Dominant in de ruimte is een werk met de titel Sporen. Profielen die landbouwmachines achterlaten in de klei, aangebracht op een ondergrond van bladeren. “De mens, die letterlijk grillige sporen achterlaat in de strakke landschapvlakken”, lees ik in een toelichting op de tentoonstelling. De kunstenaar heeft wortels in de Noordoostpolder en weet dit realistisch over te planten naar de tentoonstellingsruimte in Schiedam.
Zo heeft de nagebouwde polder in de Boterstaat allerlei plekken met een eigen karakter. Een eenvormig landschap bestaat hier niet.
Hoe anders is het in de ruimte daarachter, waar de stad is vorm gegeven. In een kleinere ruimte is vooral hangend werk te zien, schilderijen, foto’s, colleges, tekeningen, objecten. Er staat zelfs een oude fiets, geparkeerd onder een beeldscherm waarop gedetailleerd te zien is hoe de gemeente Schiedam een oud riool vervangt. Want ook onder de stad gebeurt van alles.
Onopvallend, tussen de kunstwerken aan de wand, hangt een vliegtuigraampje … Birdview heet het.
Alle ingrediënten zijn aanwezig om er een chaos van te maken. Maar dat is het niet. Er is samenhang in die grote verscheidenheid aan werken waarmee een mooie compositie is ontstaan. Een stad waar je graag wilt zijn, die dynamiek uitstraalt, schoonheid en diversiteit. Zonder dat het conflicteert. En waarbij zelfs een natuurlijke overgang is ontstaan tussen polder en stad. Een mooi beeld van Schiedam en zijn omgeving. Schiedam als polderstad.

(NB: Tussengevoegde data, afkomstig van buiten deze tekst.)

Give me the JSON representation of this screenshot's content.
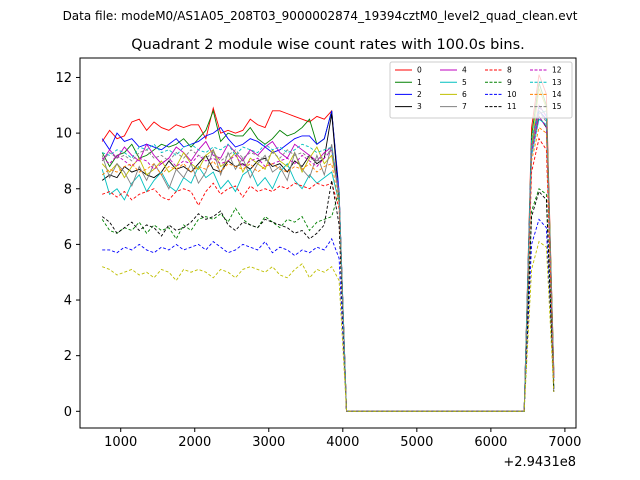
{
  "chart_data": {
    "type": "line",
    "suptitle": "Data file: modeM0/AS1A05_208T03_9000002874_19394cztM0_level2_quad_clean.evt",
    "title": "Quadrant 2 module wise count rates with 100.0s bins.",
    "xlabel": "",
    "ylabel": "",
    "x_offset_text": "+2.9431e8",
    "xlim": [
      450,
      7150
    ],
    "ylim": [
      -0.6,
      12.7
    ],
    "xticks": [
      1000,
      2000,
      3000,
      4000,
      5000,
      6000,
      7000
    ],
    "yticks": [
      0,
      2,
      4,
      6,
      8,
      10,
      12
    ],
    "x": [
      750,
      850,
      950,
      1050,
      1150,
      1250,
      1350,
      1450,
      1550,
      1650,
      1750,
      1850,
      1950,
      2050,
      2150,
      2250,
      2350,
      2450,
      2550,
      2650,
      2750,
      2850,
      2950,
      3050,
      3150,
      3250,
      3350,
      3450,
      3550,
      3650,
      3750,
      3850,
      3950,
      4050,
      4150,
      4250,
      4350,
      4450,
      4550,
      4650,
      4750,
      4850,
      4950,
      5050,
      5150,
      5250,
      5350,
      5450,
      5550,
      5650,
      5750,
      5850,
      5950,
      6050,
      6150,
      6250,
      6350,
      6450,
      6550,
      6650,
      6750,
      6850
    ],
    "legend": {
      "location": "upper right",
      "columns": 4
    },
    "series": [
      {
        "name": "0",
        "color": "#ff0000",
        "dash": "solid",
        "values": [
          9.7,
          10.1,
          9.8,
          9.9,
          10.4,
          10.5,
          10.1,
          10.4,
          10.2,
          10.1,
          10.3,
          10.2,
          10.3,
          10.3,
          9.8,
          10.9,
          10.0,
          10.1,
          10.0,
          10.1,
          10.5,
          10.3,
          10.2,
          10.8,
          10.8,
          10.7,
          10.6,
          10.5,
          10.4,
          10.6,
          10.5,
          10.8,
          7.7,
          0,
          0,
          0,
          0,
          0,
          0,
          0,
          0,
          0,
          0,
          0,
          0,
          0,
          0,
          0,
          0,
          0,
          0,
          0,
          0,
          0,
          0,
          0,
          0,
          0,
          10.2,
          12.1,
          11.4,
          1.4
        ]
      },
      {
        "name": "1",
        "color": "#008000",
        "dash": "solid",
        "values": [
          9.3,
          8.8,
          9.2,
          9.3,
          9.6,
          9.1,
          9.2,
          9.4,
          9.6,
          9.5,
          9.6,
          9.8,
          9.5,
          9.8,
          10.1,
          10.8,
          9.7,
          10.0,
          9.9,
          9.9,
          10.2,
          9.8,
          9.6,
          9.8,
          10.1,
          9.9,
          10.0,
          10.2,
          10.5,
          9.6,
          9.8,
          10.8,
          7.8,
          0,
          0,
          0,
          0,
          0,
          0,
          0,
          0,
          0,
          0,
          0,
          0,
          0,
          0,
          0,
          0,
          0,
          0,
          0,
          0,
          0,
          0,
          0,
          0,
          0,
          9.9,
          11.8,
          11.0,
          1.5
        ]
      },
      {
        "name": "2",
        "color": "#0000ff",
        "dash": "solid",
        "values": [
          9.8,
          9.4,
          10.0,
          9.7,
          9.8,
          9.5,
          9.6,
          9.5,
          9.4,
          9.6,
          9.8,
          9.5,
          9.6,
          9.7,
          9.9,
          10.0,
          10.2,
          9.8,
          9.5,
          9.6,
          9.8,
          9.7,
          9.5,
          9.3,
          9.4,
          9.6,
          9.8,
          9.9,
          9.9,
          9.6,
          9.8,
          10.8,
          7.9,
          0,
          0,
          0,
          0,
          0,
          0,
          0,
          0,
          0,
          0,
          0,
          0,
          0,
          0,
          0,
          0,
          0,
          0,
          0,
          0,
          0,
          0,
          0,
          0,
          0,
          9.7,
          10.8,
          10.5,
          1.2
        ]
      },
      {
        "name": "3",
        "color": "#000000",
        "dash": "solid",
        "values": [
          8.3,
          8.5,
          8.4,
          8.8,
          8.6,
          8.7,
          8.5,
          8.4,
          8.6,
          9.0,
          8.7,
          8.8,
          8.6,
          8.9,
          9.2,
          8.7,
          8.6,
          9.0,
          8.8,
          8.9,
          8.7,
          9.0,
          9.1,
          8.8,
          8.9,
          8.6,
          9.0,
          8.8,
          9.2,
          8.9,
          9.1,
          10.7,
          7.6,
          0,
          0,
          0,
          0,
          0,
          0,
          0,
          0,
          0,
          0,
          0,
          0,
          0,
          0,
          0,
          0,
          0,
          0,
          0,
          0,
          0,
          0,
          0,
          0,
          0,
          9.5,
          10.6,
          10.2,
          0.8
        ]
      },
      {
        "name": "4",
        "color": "#bf00bf",
        "dash": "solid",
        "values": [
          9.0,
          9.4,
          9.1,
          9.5,
          9.2,
          9.0,
          9.6,
          9.2,
          8.9,
          9.1,
          9.5,
          9.3,
          9.0,
          9.4,
          9.7,
          9.2,
          9.1,
          9.6,
          9.3,
          9.0,
          9.4,
          9.2,
          9.5,
          9.7,
          9.3,
          9.1,
          9.6,
          9.4,
          9.2,
          9.0,
          9.3,
          9.5,
          7.9,
          0,
          0,
          0,
          0,
          0,
          0,
          0,
          0,
          0,
          0,
          0,
          0,
          0,
          0,
          0,
          0,
          0,
          0,
          0,
          0,
          0,
          0,
          0,
          0,
          0,
          9.6,
          11.0,
          10.6,
          1.3
        ]
      },
      {
        "name": "5",
        "color": "#00bfbf",
        "dash": "solid",
        "values": [
          8.7,
          7.8,
          8.0,
          7.6,
          8.2,
          8.5,
          7.9,
          8.3,
          8.6,
          8.1,
          7.9,
          8.4,
          8.2,
          8.8,
          8.4,
          8.6,
          8.0,
          8.3,
          7.9,
          8.5,
          8.7,
          8.1,
          8.4,
          8.0,
          8.6,
          8.9,
          8.3,
          8.0,
          8.5,
          8.2,
          8.4,
          8.6,
          7.5,
          0,
          0,
          0,
          0,
          0,
          0,
          0,
          0,
          0,
          0,
          0,
          0,
          0,
          0,
          0,
          0,
          0,
          0,
          0,
          0,
          0,
          0,
          0,
          0,
          0,
          9.2,
          10.5,
          10.3,
          1.1
        ]
      },
      {
        "name": "6",
        "color": "#bfbf00",
        "dash": "solid",
        "values": [
          8.9,
          8.6,
          8.9,
          8.4,
          8.8,
          9.1,
          8.5,
          8.7,
          9.0,
          8.6,
          8.8,
          9.3,
          8.9,
          8.7,
          9.2,
          9.4,
          8.8,
          9.0,
          9.3,
          8.6,
          9.1,
          8.9,
          8.7,
          9.4,
          9.0,
          8.8,
          9.3,
          8.6,
          9.1,
          9.5,
          8.9,
          9.2,
          7.8,
          0,
          0,
          0,
          0,
          0,
          0,
          0,
          0,
          0,
          0,
          0,
          0,
          0,
          0,
          0,
          0,
          0,
          0,
          0,
          0,
          0,
          0,
          0,
          0,
          0,
          9.5,
          11.6,
          10.9,
          1.3
        ]
      },
      {
        "name": "7",
        "color": "#808080",
        "dash": "solid",
        "values": [
          9.2,
          8.4,
          8.9,
          8.6,
          8.1,
          8.8,
          8.3,
          8.9,
          8.5,
          8.0,
          8.7,
          8.4,
          8.9,
          8.2,
          8.6,
          9.4,
          8.5,
          9.3,
          8.7,
          9.1,
          8.4,
          8.9,
          9.2,
          8.6,
          8.8,
          8.3,
          9.3,
          8.7,
          8.4,
          9.2,
          8.5,
          9.6,
          7.6,
          0,
          0,
          0,
          0,
          0,
          0,
          0,
          0,
          0,
          0,
          0,
          0,
          0,
          0,
          0,
          0,
          0,
          0,
          0,
          0,
          0,
          0,
          0,
          0,
          0,
          9.4,
          10.7,
          10.8,
          1.2
        ]
      },
      {
        "name": "8",
        "color": "#ff0000",
        "dash": "dashed",
        "values": [
          7.8,
          7.9,
          7.7,
          7.9,
          7.6,
          7.8,
          7.9,
          8.0,
          7.7,
          7.6,
          7.9,
          8.0,
          7.9,
          7.4,
          7.9,
          8.2,
          7.8,
          8.0,
          8.1,
          7.7,
          8.1,
          7.9,
          8.0,
          7.9,
          8.1,
          8.0,
          8.2,
          8.1,
          8.0,
          8.2,
          8.1,
          8.2,
          7.3,
          0,
          0,
          0,
          0,
          0,
          0,
          0,
          0,
          0,
          0,
          0,
          0,
          0,
          0,
          0,
          0,
          0,
          0,
          0,
          0,
          0,
          0,
          0,
          0,
          0,
          8.6,
          9.8,
          9.4,
          1.1
        ]
      },
      {
        "name": "9",
        "color": "#008000",
        "dash": "dashed",
        "values": [
          6.9,
          6.5,
          6.4,
          6.6,
          6.5,
          6.8,
          6.4,
          6.7,
          6.5,
          6.6,
          6.2,
          6.7,
          6.5,
          6.9,
          7.0,
          6.9,
          7.1,
          6.8,
          7.3,
          6.9,
          6.7,
          6.6,
          7.0,
          6.8,
          6.6,
          6.9,
          6.8,
          7.0,
          6.5,
          6.8,
          6.9,
          7.0,
          7.9,
          0,
          0,
          0,
          0,
          0,
          0,
          0,
          0,
          0,
          0,
          0,
          0,
          0,
          0,
          0,
          0,
          0,
          0,
          0,
          0,
          0,
          0,
          0,
          0,
          0,
          7.2,
          8.0,
          7.8,
          0.9
        ]
      },
      {
        "name": "10",
        "color": "#0000ff",
        "dash": "dashed",
        "values": [
          5.8,
          5.8,
          5.7,
          5.9,
          5.8,
          6.0,
          5.8,
          5.7,
          5.9,
          5.8,
          6.0,
          5.8,
          5.9,
          6.0,
          5.8,
          6.1,
          5.9,
          5.7,
          5.8,
          6.0,
          5.9,
          5.8,
          6.1,
          5.7,
          5.9,
          5.8,
          5.6,
          5.8,
          5.7,
          5.9,
          5.8,
          6.2,
          5.5,
          0,
          0,
          0,
          0,
          0,
          0,
          0,
          0,
          0,
          0,
          0,
          0,
          0,
          0,
          0,
          0,
          0,
          0,
          0,
          0,
          0,
          0,
          0,
          0,
          0,
          6.0,
          6.9,
          6.6,
          0.8
        ]
      },
      {
        "name": "11",
        "color": "#000000",
        "dash": "dashed",
        "values": [
          7.0,
          6.8,
          6.4,
          6.6,
          6.8,
          6.5,
          6.7,
          6.6,
          6.3,
          6.7,
          6.5,
          6.6,
          6.8,
          7.1,
          6.9,
          7.0,
          7.2,
          6.7,
          6.5,
          6.8,
          6.7,
          6.6,
          6.9,
          6.8,
          6.7,
          6.6,
          6.4,
          6.5,
          6.2,
          6.4,
          6.7,
          8.3,
          6.7,
          0,
          0,
          0,
          0,
          0,
          0,
          0,
          0,
          0,
          0,
          0,
          0,
          0,
          0,
          0,
          0,
          0,
          0,
          0,
          0,
          0,
          0,
          0,
          0,
          0,
          7.0,
          7.9,
          7.6,
          0.7
        ]
      },
      {
        "name": "12",
        "color": "#bf00bf",
        "dash": "dashed",
        "values": [
          9.1,
          8.9,
          9.2,
          9.0,
          8.8,
          9.1,
          9.0,
          8.7,
          8.9,
          9.1,
          8.8,
          9.0,
          8.9,
          9.2,
          9.0,
          9.1,
          8.9,
          9.0,
          9.2,
          8.8,
          9.0,
          9.1,
          8.8,
          8.9,
          9.0,
          9.1,
          8.9,
          9.2,
          9.0,
          8.8,
          9.1,
          9.4,
          7.8,
          0,
          0,
          0,
          0,
          0,
          0,
          0,
          0,
          0,
          0,
          0,
          0,
          0,
          0,
          0,
          0,
          0,
          0,
          0,
          0,
          0,
          0,
          0,
          0,
          0,
          9.3,
          10.6,
          10.2,
          1.2
        ]
      },
      {
        "name": "13",
        "color": "#00bfbf",
        "dash": "dashed",
        "values": [
          9.3,
          9.2,
          9.4,
          9.3,
          9.1,
          9.5,
          9.4,
          9.6,
          9.3,
          9.4,
          9.2,
          9.5,
          9.6,
          9.4,
          9.3,
          9.5,
          9.4,
          9.6,
          9.2,
          9.5,
          9.4,
          9.3,
          9.6,
          9.4,
          9.5,
          9.3,
          9.4,
          9.6,
          9.5,
          9.3,
          9.4,
          9.5,
          7.9,
          0,
          0,
          0,
          0,
          0,
          0,
          0,
          0,
          0,
          0,
          0,
          0,
          0,
          0,
          0,
          0,
          0,
          0,
          0,
          0,
          0,
          0,
          0,
          0,
          0,
          9.8,
          10.9,
          10.7,
          1.3
        ]
      },
      {
        "name": "14",
        "color": "#ff8000",
        "dash": "dashed",
        "values": [
          8.5,
          8.7,
          8.6,
          8.8,
          8.9,
          8.6,
          8.7,
          8.9,
          8.5,
          8.8,
          8.7,
          8.9,
          8.6,
          8.8,
          8.7,
          9.0,
          8.6,
          8.9,
          8.8,
          8.7,
          8.9,
          8.6,
          8.8,
          8.9,
          8.7,
          8.6,
          8.8,
          8.7,
          8.9,
          8.6,
          8.8,
          8.9,
          7.5,
          0,
          0,
          0,
          0,
          0,
          0,
          0,
          0,
          0,
          0,
          0,
          0,
          0,
          0,
          0,
          0,
          0,
          0,
          0,
          0,
          0,
          0,
          0,
          0,
          0,
          9.0,
          10.2,
          10.0,
          1.1
        ]
      },
      {
        "name": "15",
        "color": "#808080",
        "dash": "dashed",
        "values": [
          9.0,
          9.3,
          9.1,
          9.2,
          9.0,
          9.3,
          9.4,
          9.1,
          9.2,
          9.0,
          9.3,
          9.1,
          9.4,
          9.2,
          9.1,
          9.3,
          9.0,
          9.2,
          9.4,
          9.1,
          9.3,
          9.2,
          9.0,
          9.3,
          9.1,
          9.4,
          9.2,
          9.3,
          9.1,
          9.0,
          9.2,
          9.4,
          7.7,
          0,
          0,
          0,
          0,
          0,
          0,
          0,
          0,
          0,
          0,
          0,
          0,
          0,
          0,
          0,
          0,
          0,
          0,
          0,
          0,
          0,
          0,
          0,
          0,
          0,
          9.5,
          10.8,
          10.4,
          1.2
        ]
      },
      {
        "name": "",
        "color": "#bfbf00",
        "dash": "dashed",
        "values": [
          5.2,
          5.1,
          4.9,
          5.0,
          5.1,
          4.9,
          5.0,
          4.8,
          5.1,
          5.0,
          4.7,
          5.1,
          5.0,
          5.1,
          5.0,
          4.8,
          5.1,
          5.0,
          4.8,
          5.1,
          5.2,
          5.1,
          5.0,
          5.2,
          4.9,
          4.8,
          5.1,
          5.3,
          4.8,
          5.1,
          5.0,
          5.2,
          4.7,
          0,
          0,
          0,
          0,
          0,
          0,
          0,
          0,
          0,
          0,
          0,
          0,
          0,
          0,
          0,
          0,
          0,
          0,
          0,
          0,
          0,
          0,
          0,
          0,
          0,
          5.1,
          6.1,
          5.9,
          0.7
        ]
      }
    ]
  }
}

Vier jaar geleden werd mij gevraagd of ik voorzitter wilde worden van de stichting die deze expositieruimte beheert. Tijdelijk, men wilde van een stichtingsvorm naar een vereniging en zocht een interim bestuur. Eigenlijk ging het vooral om het vergroten van de invloed en betrokkenheid van de deelnemende kunstenaars op genomen besluiten.
Voor mij ging er een nieuwe wereld open. Als gewortelde Rotterdammer had ik tot dan toe in Schiedam eigenlijk niets te zoeken. De nieuwe verantwoordelijkheid bracht mij wekelijks naar de stad waar je, met een beetje fantasie, de jenever nog ruikt. Ik ontdekte dat Schiedam rijk is aan kunst, cultuur en mooie initiatieven. En ook hoe prettig het is om de mensen achter die initiatieven persoonlijk te kennen, korte lijnen te hebben, snel dingen te kunnen regelen. Coöperatief en pragmatisch. De voordelen van een kleinere stad. De expositie Gezichtsveld verbeeldt dat op prachtige wijze. Maar liefst 21 kunstenaars maakten in korte tijd een samenhangende expositie met een veelheid aan ogenschijnlijk tegenstrijdige elementen. Ik betwijfel of dat in Rotterdam ook zou lukken.
KunstWerkt is overigens nog steeds een stichting, over die vereniging praat niemand meer.